The joint-biggest winning margin in a Champions League knockout phase away leg. The joint-biggest European away win in the club’s history, too. Five unanswered goals including, by your own admission, one of the best that you have ever seen. All in all, “a dream of a result”. But you’re Pep Guardiola, so you are still not entirely happy.
“Don’t misunderstand me, I’m more than delighted,” the Manchester City manager insisted in the bowels of the Estadio Jose Alvalade after this crushing 5-0 victory over Sporting Clube de Portugal that has made the return leg at the Etihad in three weeks’ time little more than a formality.
But as anyone who can recall his “happy new year” post-match interview back in 2017 after a particularly hard-fought win over Burnley, and the manic grin that briefly appeared on his face, Guardiola’s definition of “happy” is slightly different to most people’s. It is happiness, but an anxious kind of happiness, forever wary that one misstep could bring it all crashing down.
It should be said that after the final whistle in Lisbon, Guardiola was nothing like he was during that interview. He was genuinely pleased with the result, which will provide him with some headspace at a time of the year when the season enters its final straight and everything gradually begins to intensify.
But for a happy manager, he spent a lot of time picking at the few imperfections in a near-perfect City performance.
“We defended well and got an incredible result, but we have a duty as a manager and team to analyse exactly how we performed,” he said. “Not the result, the result was a dream, but performing? We can do better.”
Guardiola was not especially pleased with City’s retention of the ball, despite ending with more than 60 per cent possession.
Dominating possession is as much a defensive tactical choice as it is an attacking one to Guardiola. This was, surprisingly, City’s first Champions League clean sheet of the season but that was at least a little fortunate, according to their manager.
“We are not a team that defends well,” Guardiola said of a team that, in the Premier League, has conceded only 14 goals in 25 games. “You analyse individually, you are not defenders. We are so offensive in most departments. We defend with the ball and we have to take care of the ball better than we did today.
“One of the principal rules I have is when you have the ball, try to pass the ball to the guy who wears the same T-shirt as you. This is the first.” He did not like how often his players gave the ball away when under relatively little pressure.
“When they are alone and lost the ball, it makes no sense, and this happened many, many times.” He was not entirely happy with the attack either, for that matter.
At one point during the first half, with City two goals up, Guardiola left his technical area and nearly entered Sporting’s in a mad, desperate effort to relay instructions to his players attacking that end of the pitch. Ruben Dias had to extend and repeatedly shake a thumbs up in his manager’s general direction to let him know they understood.

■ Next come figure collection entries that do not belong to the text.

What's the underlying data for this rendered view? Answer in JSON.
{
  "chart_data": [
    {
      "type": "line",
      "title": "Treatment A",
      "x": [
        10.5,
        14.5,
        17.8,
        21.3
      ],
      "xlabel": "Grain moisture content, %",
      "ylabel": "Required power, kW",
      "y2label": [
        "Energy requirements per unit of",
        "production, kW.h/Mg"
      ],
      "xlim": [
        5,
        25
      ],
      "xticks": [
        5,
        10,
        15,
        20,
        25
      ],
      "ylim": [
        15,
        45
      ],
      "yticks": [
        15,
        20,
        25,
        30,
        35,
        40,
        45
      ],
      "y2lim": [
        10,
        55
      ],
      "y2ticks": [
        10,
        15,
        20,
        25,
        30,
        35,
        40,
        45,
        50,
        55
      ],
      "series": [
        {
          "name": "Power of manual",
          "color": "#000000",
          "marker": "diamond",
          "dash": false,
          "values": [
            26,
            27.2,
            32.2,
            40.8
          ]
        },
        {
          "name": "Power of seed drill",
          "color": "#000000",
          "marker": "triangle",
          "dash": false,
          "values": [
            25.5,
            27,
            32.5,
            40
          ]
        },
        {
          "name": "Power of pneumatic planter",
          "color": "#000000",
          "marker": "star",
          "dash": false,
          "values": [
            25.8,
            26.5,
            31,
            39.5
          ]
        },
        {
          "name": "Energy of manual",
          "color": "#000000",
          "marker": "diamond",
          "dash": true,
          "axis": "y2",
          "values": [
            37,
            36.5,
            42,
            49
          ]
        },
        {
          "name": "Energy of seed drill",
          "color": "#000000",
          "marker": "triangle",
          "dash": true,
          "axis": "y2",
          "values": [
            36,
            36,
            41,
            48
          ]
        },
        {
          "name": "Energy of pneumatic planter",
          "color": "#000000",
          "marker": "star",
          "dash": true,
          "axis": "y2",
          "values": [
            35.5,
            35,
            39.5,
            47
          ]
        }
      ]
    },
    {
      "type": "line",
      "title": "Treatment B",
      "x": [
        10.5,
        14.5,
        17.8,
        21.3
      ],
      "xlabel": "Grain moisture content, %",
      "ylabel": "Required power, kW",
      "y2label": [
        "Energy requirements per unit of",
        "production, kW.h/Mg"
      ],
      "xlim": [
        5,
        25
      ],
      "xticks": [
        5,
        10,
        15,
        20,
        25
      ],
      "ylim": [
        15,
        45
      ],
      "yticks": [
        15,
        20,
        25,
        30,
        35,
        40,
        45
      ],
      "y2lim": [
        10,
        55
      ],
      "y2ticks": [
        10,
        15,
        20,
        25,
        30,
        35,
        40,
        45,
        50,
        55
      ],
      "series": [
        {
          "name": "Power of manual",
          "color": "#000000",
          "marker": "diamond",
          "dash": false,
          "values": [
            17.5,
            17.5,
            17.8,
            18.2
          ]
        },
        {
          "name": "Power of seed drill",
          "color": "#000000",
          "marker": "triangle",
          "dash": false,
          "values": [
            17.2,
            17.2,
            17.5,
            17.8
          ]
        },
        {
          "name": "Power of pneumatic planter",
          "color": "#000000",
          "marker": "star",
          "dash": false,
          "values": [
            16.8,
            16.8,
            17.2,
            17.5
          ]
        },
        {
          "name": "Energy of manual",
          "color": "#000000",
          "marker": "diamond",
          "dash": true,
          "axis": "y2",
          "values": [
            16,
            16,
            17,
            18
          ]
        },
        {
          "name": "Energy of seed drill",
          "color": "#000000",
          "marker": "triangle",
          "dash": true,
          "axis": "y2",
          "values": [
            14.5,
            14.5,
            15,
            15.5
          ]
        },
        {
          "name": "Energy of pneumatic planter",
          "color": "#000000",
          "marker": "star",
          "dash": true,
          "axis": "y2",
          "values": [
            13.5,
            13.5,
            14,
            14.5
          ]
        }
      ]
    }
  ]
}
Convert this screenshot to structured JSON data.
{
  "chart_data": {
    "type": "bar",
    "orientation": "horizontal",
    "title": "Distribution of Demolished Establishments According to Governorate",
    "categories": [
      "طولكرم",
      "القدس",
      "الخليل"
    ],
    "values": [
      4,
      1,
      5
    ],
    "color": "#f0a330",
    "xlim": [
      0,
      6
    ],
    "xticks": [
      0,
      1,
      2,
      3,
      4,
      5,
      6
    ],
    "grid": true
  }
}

In the post-match press conference, Guardiola played down the scale of City’s victory, reducing the aching chasm between the two sides down to the few centimetres that meant Kevin De Bruyne was onside while assisting Riyad Mahrez’s opening goal, which was awarded after a lengthy VAR review. “The difference between both teams was not 0-5, that’s for sure,” he insisted.
“Sometimes football is the margin of the first goal – offside or onside. When VAR took 30-45 seconds I thought maybe the margin of offside was like this [closes thumb and finger]. Sometimes the margin to win games is like that, and all the analysis of how good one team is and how bad the other one is is from that margin.
“Maybe you have this duty but I have another one: to see how they perform individually as a team and if we did the plan well or not.” The more Guardiola spoke, the more you felt he believed the latter. “Don’t misunderstand me: it’s a dream, a perfect result and so good for the second leg, but we can do better.”
On one level, it is lunacy. Of those who watched City’s display in Lisbon, 99.9 per cent would only have seen a team wiping the floor with their opponents because that is what it was. Even if Sporting had scored early on the counter, City would have had the structure, system and the talent in place to move back into the ascendancy. Their manager, of all people, must see that.
As strange as it may be though, you cannot help but feel that Guardiola’s refusal to sit back and admire the sheer excellence of the team that he has meticulously pieced together is a vital part of that excellence. City would not be this good if he saw and read the game like the rest of us.
Guardiola is a perfectionist and all perfectionists are doomed. Unless he can one day win a game and keep a clean sheet with a 100 per cent pass completion rate, there will always be something to pick at and you sense he will never be fully satisfied. But while there may be no end to his pursuit of happiness, the football it produces can be a delight to behold.